Kita juga tidak bisa buru-buru menyimpulkan bahwa tren ini cuma didorong oleh fandom terhadap Studio Ghibli. Banyak pengguna bahkan bisa jadi tidak tahu siapa Hayao Miyazaki—seniman manga yang juga salah satu pendiri Studio Ghibli—atau belum pernah menonton My Neighbor Totoro. Tapi mereka tetap merasa gambar-gambar itu “hangat,” “tenang,” atau “menyenangkan.”
Memang harus diakui, estetika Ghibli punya kekuatan visual yang khas. Ia tidak bekerja lewat kejutan atau dramatisasi, melainkan lewat kelembutan, ritme yang pelan, dan perasaan yang ditanamkan dengan hati-hati. Langit biru, rumput hijau, cahaya sore di teras rumah—semuanya bukan adegan besar, tapi justru karena itu terasa manusiawi. Ia menyentuh sesuatu yang dalam dan akrab, tanpa perlu dikenali lewat nama.
Namun bukan cuma estetika yang membuat tren ini menyebar begitu cepat. Cobalah lihat apa yang dipilih orang untuk divisualisasikan.
Mereka tidak membuat gambar-gambar liar atau fantasi yang sepenuhnya tak terbayangkan. Mereka tidak membayangkan dunia alternatif, planet asing, atau makhluk ajaib. Justru yang paling sering dipilih adalah hal-hal yang sudah dikenal: foto keluarga, suasana rumah, tempat bersejarah, tokoh publik, hingga meme yang sedang viral. Semuanya berasal dari dunia nyata—dari pengalaman yang punya versi faktual dalam ingatan.

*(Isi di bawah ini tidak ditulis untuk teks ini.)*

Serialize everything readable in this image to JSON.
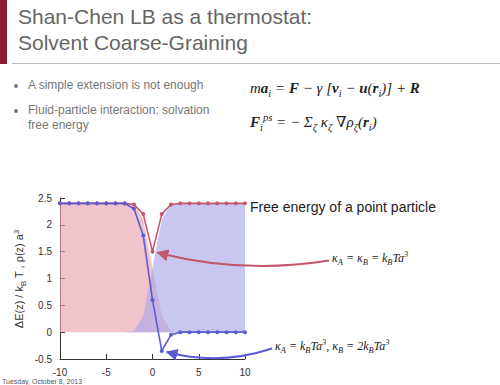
{
  "slide": {
    "title": [
      "Shan-Chen LB as a thermostat:",
      "Solvent Coarse-Graining"
    ],
    "bullets": [
      "A simple extension is not enough",
      "Fluid-particle interaction: solvation free energy"
    ],
    "equations": [
      [
        "m",
        {
          "bold": "a"
        },
        {
          "sub": "i"
        },
        " = ",
        {
          "bold": "F"
        },
        " − γ [",
        {
          "bold": "v"
        },
        {
          "sub": "i"
        },
        " − ",
        {
          "bold": "u"
        },
        "(",
        {
          "bold": "r"
        },
        {
          "sub": "i"
        },
        ")] + ",
        {
          "bold": "R"
        }
      ],
      [
        {
          "bold": "F"
        },
        {
          "sub": "i"
        },
        {
          "sup": "ps"
        },
        " = − Σ",
        {
          "sub": "ζ"
        },
        " κ",
        {
          "sub": "ζ"
        },
        " ∇ρ",
        {
          "sub": "ζ"
        },
        "(",
        {
          "bold": "r"
        },
        {
          "sub": "i"
        },
        ")"
      ]
    ],
    "caption": "Free energy of a point particle",
    "annotations": [
      [
        "κ",
        {
          "sub": "A"
        },
        " = κ",
        {
          "sub": "B"
        },
        " = k",
        {
          "sub": "B"
        },
        "Ta",
        {
          "sup": "3"
        }
      ],
      [
        "κ",
        {
          "sub": "A"
        },
        " = k",
        {
          "sub": "B"
        },
        "Ta",
        {
          "sup": "3"
        },
        ", κ",
        {
          "sub": "B"
        },
        " = 2k",
        {
          "sub": "B"
        },
        "Ta",
        {
          "sup": "3"
        }
      ]
    ],
    "footer": "Tuesday, October 8, 2013"
  },
  "chart_data": {
    "type": "line",
    "ylabel": [
      "ΔE(z) / k",
      {
        "sub": "B"
      },
      " T , ρ(z) a",
      {
        "sup": "3"
      }
    ],
    "x": [
      -10,
      -9,
      -8,
      -7,
      -6,
      -5,
      -4,
      -3,
      -2,
      -1,
      0,
      1,
      2,
      3,
      4,
      5,
      6,
      7,
      8,
      9,
      10
    ],
    "xlim": [
      -10,
      10
    ],
    "xticks": [
      -10,
      -5,
      0,
      5,
      10
    ],
    "ylim": [
      -0.5,
      2.5
    ],
    "yticks": [
      -0.5,
      0,
      0.5,
      1,
      1.5,
      2,
      2.5
    ],
    "grid": false,
    "series": [
      {
        "type": "area",
        "marker": "none",
        "color": "#e9a3ae",
        "values": [
          2.4,
          2.4,
          2.4,
          2.4,
          2.4,
          2.4,
          2.4,
          2.4,
          2.38,
          2.1,
          1.2,
          0.3,
          0.02,
          0,
          0,
          0,
          0,
          0,
          0,
          0,
          0
        ]
      },
      {
        "type": "area",
        "marker": "none",
        "color": "#a9a9e6",
        "values": [
          0,
          0,
          0,
          0,
          0,
          0,
          0,
          0,
          0.02,
          0.3,
          1.2,
          2.1,
          2.38,
          2.4,
          2.4,
          2.4,
          2.4,
          2.4,
          2.4,
          2.4,
          2.4
        ]
      },
      {
        "type": "line",
        "marker": "circle",
        "color": "#c4566c",
        "values": [
          2.4,
          2.4,
          2.4,
          2.4,
          2.4,
          2.4,
          2.4,
          2.4,
          2.38,
          2.2,
          1.5,
          2.2,
          2.38,
          2.4,
          2.4,
          2.4,
          2.4,
          2.4,
          2.4,
          2.4,
          2.4
        ]
      },
      {
        "type": "line",
        "marker": "circle",
        "color": "#5b5bd6",
        "values": [
          2.4,
          2.4,
          2.4,
          2.4,
          2.4,
          2.4,
          2.4,
          2.4,
          2.3,
          1.8,
          0.6,
          -0.35,
          -0.05,
          0,
          0,
          0,
          0,
          0,
          0,
          0,
          0
        ]
      }
    ]
  }
}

Di sinilah letak benang merahnya. AI image generator ini memang membuka ruang bagi imajinasi, tapi bukan imajinasi yang tercerabut dari kenyataan. Ia justru berakar kuat pada hal-hal yang dekat, yang dikenali, yang pernah kita alami, lihat, atau hayati. Ketika gambar-gambar itu diolah menjadi versi Ghibli, yang tercipta bukan dunia baru, melainkan pengalaman ulang atas dunia yang sama—dengan rasa yang berbeda.
Ketika gaya ini ditempelkan pada momen sejarah atau foto politik, ia tidak menghapus bobot fakta. Sebaliknya, ia memberikan cara pandang baru yang lebih personal. Ketegangan bisa terasa lebih tenang, kesedihan menjadi lebih bisa dihadapi, dan kegembiraan menjadi lebih hangat. Ini bukan soal menyederhanakan kenyataan, tapi mempertemukan kenyataan dengan kelembutan.

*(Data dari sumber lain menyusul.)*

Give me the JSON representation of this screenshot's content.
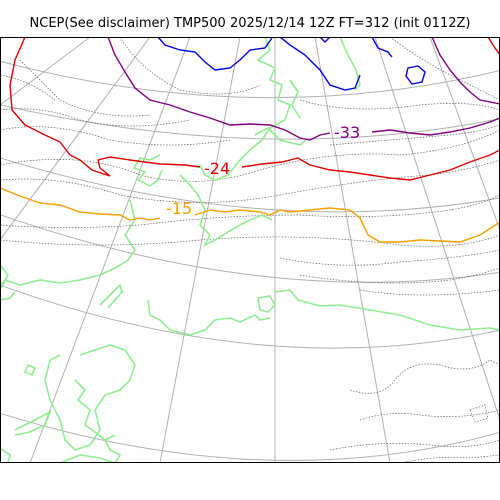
{
  "title": "NCEP(See disclaimer) TMP500 2025/12/14 12Z FT=312 (init 0112Z)",
  "contour_labels": [
    {
      "text": "-33",
      "color": "#800080"
    },
    {
      "text": "-24",
      "color": "#e00000"
    },
    {
      "text": "-15",
      "color": "#f5a000"
    }
  ],
  "colors": {
    "coastline": "#90ee90",
    "graticule": "#b0b0b0",
    "contour_dotted": "#606060",
    "isotherm_minus_33": "#800080",
    "isotherm_minus_24": "#e00000",
    "isotherm_minus_15": "#f5a000",
    "isotherm_minus_42": "#0000e0"
  }
}
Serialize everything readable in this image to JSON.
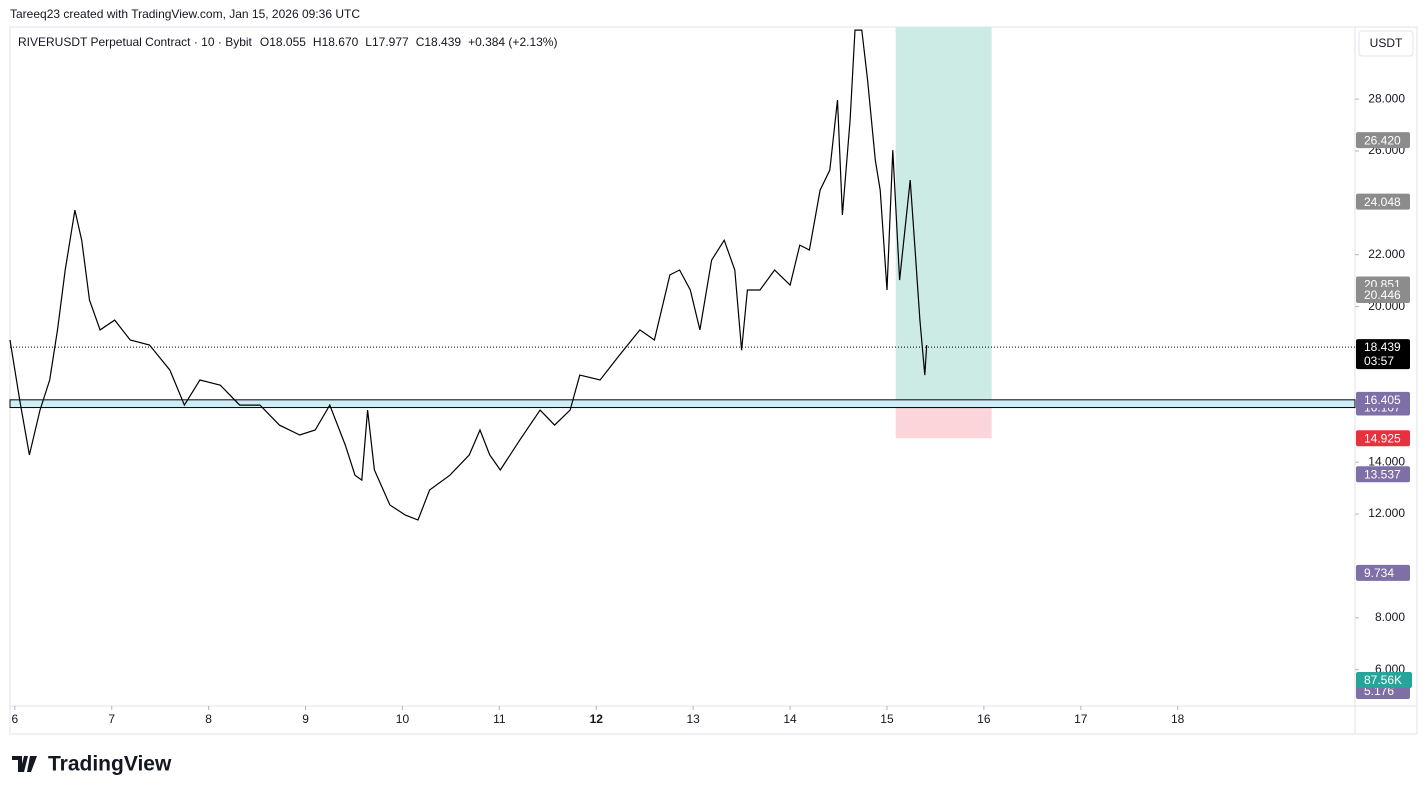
{
  "chart_data": {
    "type": "line",
    "header": "Tareeq23 created with TradingView.com, Jan 15, 2026 09:36 UTC",
    "symbol": "RIVERUSDT Perpetual Contract · 10 · Bybit",
    "ohlc": [
      "O18.055",
      "H18.670",
      "L17.977",
      "C18.439",
      "+0.384 (+2.13%)"
    ],
    "currency": "USDT",
    "brand": "TradingView",
    "color": "#000000",
    "x": [
      5.95,
      6.05,
      6.15,
      6.26,
      6.36,
      6.44,
      6.52,
      6.62,
      6.69,
      6.77,
      6.88,
      7.03,
      7.19,
      7.39,
      7.6,
      7.75,
      7.91,
      8.12,
      8.32,
      8.53,
      8.73,
      8.94,
      9.1,
      9.25,
      9.41,
      9.51,
      9.58,
      9.64,
      9.71,
      9.87,
      10.03,
      10.16,
      10.28,
      10.49,
      10.69,
      10.8,
      10.9,
      11.01,
      11.21,
      11.42,
      11.57,
      11.73,
      11.83,
      12.04,
      12.24,
      12.45,
      12.6,
      12.76,
      12.86,
      12.97,
      13.07,
      13.19,
      13.32,
      13.43,
      13.5,
      13.56,
      13.69,
      13.84,
      14.0,
      14.1,
      14.2,
      14.31,
      14.41,
      14.49,
      14.54,
      14.62,
      14.67,
      14.74,
      14.8,
      14.88,
      14.93,
      15.0,
      15.06,
      15.13,
      15.24,
      15.29,
      15.34,
      15.39,
      15.41
    ],
    "values": [
      18.71,
      16.4,
      14.28,
      16.01,
      17.17,
      19.1,
      21.41,
      23.72,
      22.56,
      20.25,
      19.1,
      19.48,
      18.71,
      18.52,
      17.55,
      16.2,
      17.17,
      16.97,
      16.2,
      16.2,
      15.43,
      15.05,
      15.24,
      16.2,
      14.66,
      13.5,
      13.31,
      16.01,
      13.7,
      12.35,
      11.96,
      11.77,
      12.93,
      13.5,
      14.28,
      15.24,
      14.28,
      13.7,
      14.85,
      16.01,
      15.43,
      16.01,
      17.36,
      17.17,
      18.13,
      19.1,
      18.71,
      21.22,
      21.41,
      20.64,
      19.1,
      21.79,
      22.56,
      21.41,
      18.32,
      20.64,
      20.64,
      21.41,
      20.83,
      22.37,
      22.18,
      24.49,
      25.26,
      27.96,
      23.53,
      27.19,
      30.66,
      30.66,
      28.73,
      25.65,
      24.49,
      20.64,
      26.03,
      21.02,
      24.88,
      22.18,
      19.48,
      17.36,
      18.52
    ],
    "xlim": [
      5.95,
      19.83
    ],
    "ylim": [
      4.6,
      30.78
    ],
    "xticks": [
      6,
      7,
      8,
      9,
      10,
      11,
      12,
      13,
      14,
      15,
      16,
      17,
      18
    ],
    "xticks_bold": [
      12
    ],
    "yticks": [
      {
        "value": 6,
        "label": "6.000"
      },
      {
        "value": 8,
        "label": "8.000"
      },
      {
        "value": 12,
        "label": "12.000"
      },
      {
        "value": 14,
        "label": "14.000"
      },
      {
        "value": 20,
        "label": "20.000"
      },
      {
        "value": 22,
        "label": "22.000"
      },
      {
        "value": 26,
        "label": "26.000"
      },
      {
        "value": 28,
        "label": "28.000"
      }
    ],
    "last_price": {
      "value": 18.439,
      "label": "18.439",
      "countdown": "03:57",
      "color": "#000000"
    },
    "zone": {
      "low": 16.107,
      "high": 16.405,
      "color": "#cdeef7"
    },
    "position": {
      "x": [
        15.09,
        16.08
      ],
      "entry": 16.405,
      "target": 30.78,
      "stop": 14.925,
      "profit_color": "#cdebe5",
      "loss_color": "#fbd5d9"
    },
    "price_tags": [
      {
        "value": 26.42,
        "label": "26.420",
        "color": "#8c8c8c"
      },
      {
        "value": 24.048,
        "label": "24.048",
        "color": "#8c8c8c"
      },
      {
        "value": 20.851,
        "label": "20.851",
        "color": "#8c8c8c"
      },
      {
        "value": 20.446,
        "label": "20.446",
        "color": "#8c8c8c"
      },
      {
        "value": 16.107,
        "label": "16.107",
        "color": "#7e6fa6"
      },
      {
        "value": 16.405,
        "label": "16.405",
        "color": "#7e6fa6"
      },
      {
        "value": 14.925,
        "label": "14.925",
        "color": "#e8313f"
      },
      {
        "value": 13.537,
        "label": "13.537",
        "color": "#7e6fa6"
      },
      {
        "value": 9.734,
        "label": "9.734",
        "color": "#7e6fa6"
      },
      {
        "value": 5.176,
        "label": "5.176",
        "color": "#7e6fa6"
      }
    ],
    "volume_tag": {
      "value": 87560,
      "label": "87.56K",
      "color": "#26a69a"
    }
  }
}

Barangkali, dalam fenomena ini tersembunyi sesuatu yang lebih dalam: hasrat manusia untuk melembutkan dunia.
Dunia kita hari ini penuh dengan kabar buruk, konflik, dan kebisingan. Bahkan potongan kenangan yang menyenangkan pun kadang terasa datar dalam bentuk aslinya. Ketika teknologi memberi cara untuk mengubah itu semua menjadi visual yang hangat dan bisa dirasakan ulang, orang akan menyambutnya dengan antusias.
AI, dalam konteks ini, bukan cuma alat yang canggih. Ia tidak sekadar menciptakan ulang bentuk, tetapi memberi lapisan emosi baru pada apa yang sudah kita kenal. Kita bisa melihat ulang sejarah, momen keluarga, atau potongan budaya populer—dan merasa ada sesuatu yang berubah dalam cara kita mengingatnya.
Fenomena ini memberi isyarat penting: penerimaan terhadap teknologi tidak selalu ditentukan oleh kehebatannya, tetapi oleh sejauh mana ia menyentuh hal-hal yang sudah dekat dalam hidup kita.
AI yang bisa menjawab semua pertanyaan mungkin membuat kagum, tapi AI yang bisa mengubah foto keluarga menjadi sesuatu yang menghangatkan hati—itulah yang membuat kita ingin menyimpannya, membagikannya, bahkan merasakannya kembali.
Itu sebabnya wajar kalau tren ini begitu cepat menyebar. Ia memberi pengalaman emosional yang cepat dan menyenangkan, tanpa perlu pengantar teknis atau referensi budaya khusus. Ia bekerja dengan cara yang sederhana: mengambil yang kita kenal, lalu memperlihatkannya dalam bentuk yang lebih indah, lebih lembut, dan lebih bersentuhan.
Mungkin tren ini akan berlalu. Tapi ia meninggalkan jejak bahwa dalam lautan kemungkinan yang ditawarkan AI, banyak orang justru memilih untuk kembali ke sesuatu yang sudah mereka tahu—bukan untuk mengulang, tapi untuk merasakan ulang.
Dan di tangan teknologi yang punya sentuhan estetika, bahkan potongan kecil dari kenyataan bisa menjadi tempat pulang yang tak terduga.